4. Test Thoroughly: After making the changes, thoroughly test Trex to ensure that your modifications have the desired effect and don't introduce any new issues. This should include running your original test case, as well as other tests to verify the overall stability and performance of Trex.

Reporting the Issue and Seeking Community Input

Regardless of whether you find a workaround or modify the code, it's essential to report the issue to the Trex community. This helps other users who might be encountering the same problem and allows the Trex developers to address the issue in future releases.

You can report the issue by:

• Submitting a bug report on the Trex GitHub repository.
• Posting a question on the Trex mailing list or forum.
• Discussing the issue on relevant networking or traffic generation communities.

Sharing your findings and experiences can contribute to the collective knowledge and help improve Trex for everyone.

Conclusion: Unraveling the Mystery

In conclusion, the unexpected modification of IPv4 IDs in Trex packets presents an interesting challenge. While the exact reason behind this behavior remains somewhat mysterious, we've explored several potential explanations and workarounds.

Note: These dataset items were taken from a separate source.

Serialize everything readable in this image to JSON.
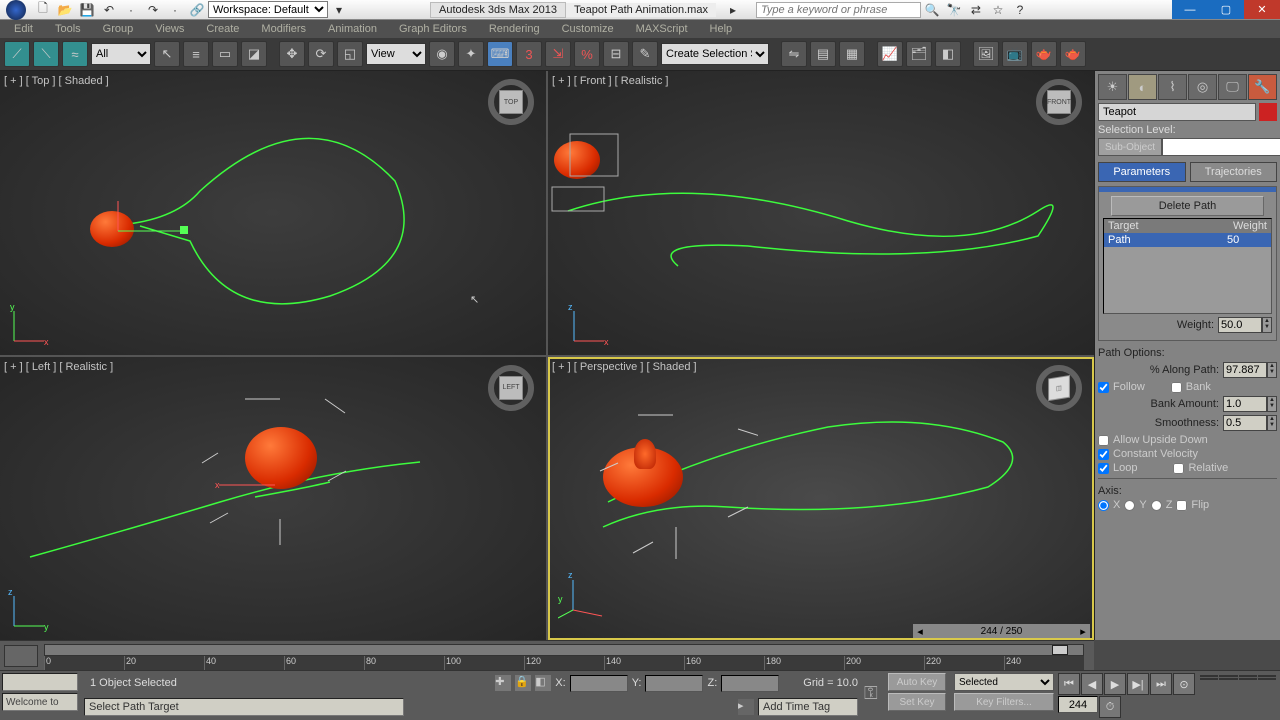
{
  "title": {
    "app": "Autodesk 3ds Max 2013",
    "file": "Teapot Path Animation.max",
    "workspace_label": "Workspace: Default",
    "search_placeholder": "Type a keyword or phrase"
  },
  "menus": [
    "Edit",
    "Tools",
    "Group",
    "Views",
    "Create",
    "Modifiers",
    "Animation",
    "Graph Editors",
    "Rendering",
    "Customize",
    "MAXScript",
    "Help"
  ],
  "toolbar": {
    "sel_filter": "All",
    "ref_coord": "View",
    "named_sel": "Create Selection Se"
  },
  "viewports": {
    "top": "[ + ] [ Top ] [ Shaded ]",
    "front": "[ + ] [ Front ] [ Realistic ]",
    "left": "[ + ] [ Left ] [ Realistic ]",
    "persp": "[ + ] [ Perspective ] [ Shaded ]",
    "cube_top": "TOP",
    "cube_front": "FRONT",
    "cube_left": "LEFT"
  },
  "frame_display": "244 / 250",
  "ruler": [
    "0",
    "20",
    "40",
    "60",
    "80",
    "100",
    "120",
    "140",
    "160",
    "180",
    "200",
    "220",
    "240"
  ],
  "cmd": {
    "object_name": "Teapot",
    "sel_level": "Selection Level:",
    "sub_object": "Sub-Object",
    "tab_params": "Parameters",
    "tab_traj": "Trajectories",
    "delete_path": "Delete Path",
    "col_target": "Target",
    "col_weight": "Weight",
    "row_target": "Path",
    "row_weight": "50",
    "weight_label": "Weight:",
    "weight_value": "50.0",
    "path_options": "Path Options:",
    "pct_along": "% Along Path:",
    "pct_value": "97.887",
    "follow": "Follow",
    "bank": "Bank",
    "bank_amount": "Bank Amount:",
    "bank_value": "1.0",
    "smoothness": "Smoothness:",
    "smooth_value": "0.5",
    "upside": "Allow Upside Down",
    "constvel": "Constant Velocity",
    "loop": "Loop",
    "relative": "Relative",
    "axis": "Axis:",
    "x": "X",
    "y": "Y",
    "z": "Z",
    "flip": "Flip"
  },
  "status": {
    "welcome": "Welcome to",
    "objects": "1 Object Selected",
    "x": "X:",
    "y": "Y:",
    "z": "Z:",
    "grid": "Grid = 10.0",
    "prompt": "Select Path Target",
    "add_tag": "Add Time Tag",
    "autokey": "Auto Key",
    "setkey": "Set Key",
    "selected": "Selected",
    "keyfilters": "Key Filters...",
    "frame": "244"
  }
}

By understanding the implications of this behavior and experimenting with different solutions, you can effectively mitigate the issue and continue using Trex for your traffic generation needs. Remember to always test your configurations thoroughly and share your findings with the community to help others facing similar challenges.

Final Thoughts

Is this an undocumented feature or a bug? We're not entirely sure, guys. But by diving deep, testing, and sharing our experiences, we can unravel these mysteries together. Keep experimenting, keep questioning, and keep pushing the boundaries of network testing!

Trex Version and Environment Details

For reference, here are the details of the Trex version and environment I used during my investigation:

Version : v3.06
DPDK version : DPDK 24.03.0
User : hhaim
Date : Sep 9 2024 , 14:24:11
Uuid : a548d75a-6e9d-11ef-9725-0025b5ff001d
Git SHA : 61fb7aead7063d98bf16cd9392e85021193d5584

Compiled with GCC : 8.3.1 20190311 (Red Hat 8.3.1-3)
Compiled with glibc : 2.17 (host: 2.31)
Sanitized image : no

Sharing your environment details when reporting issues can help others reproduce the problem and find solutions more effectively.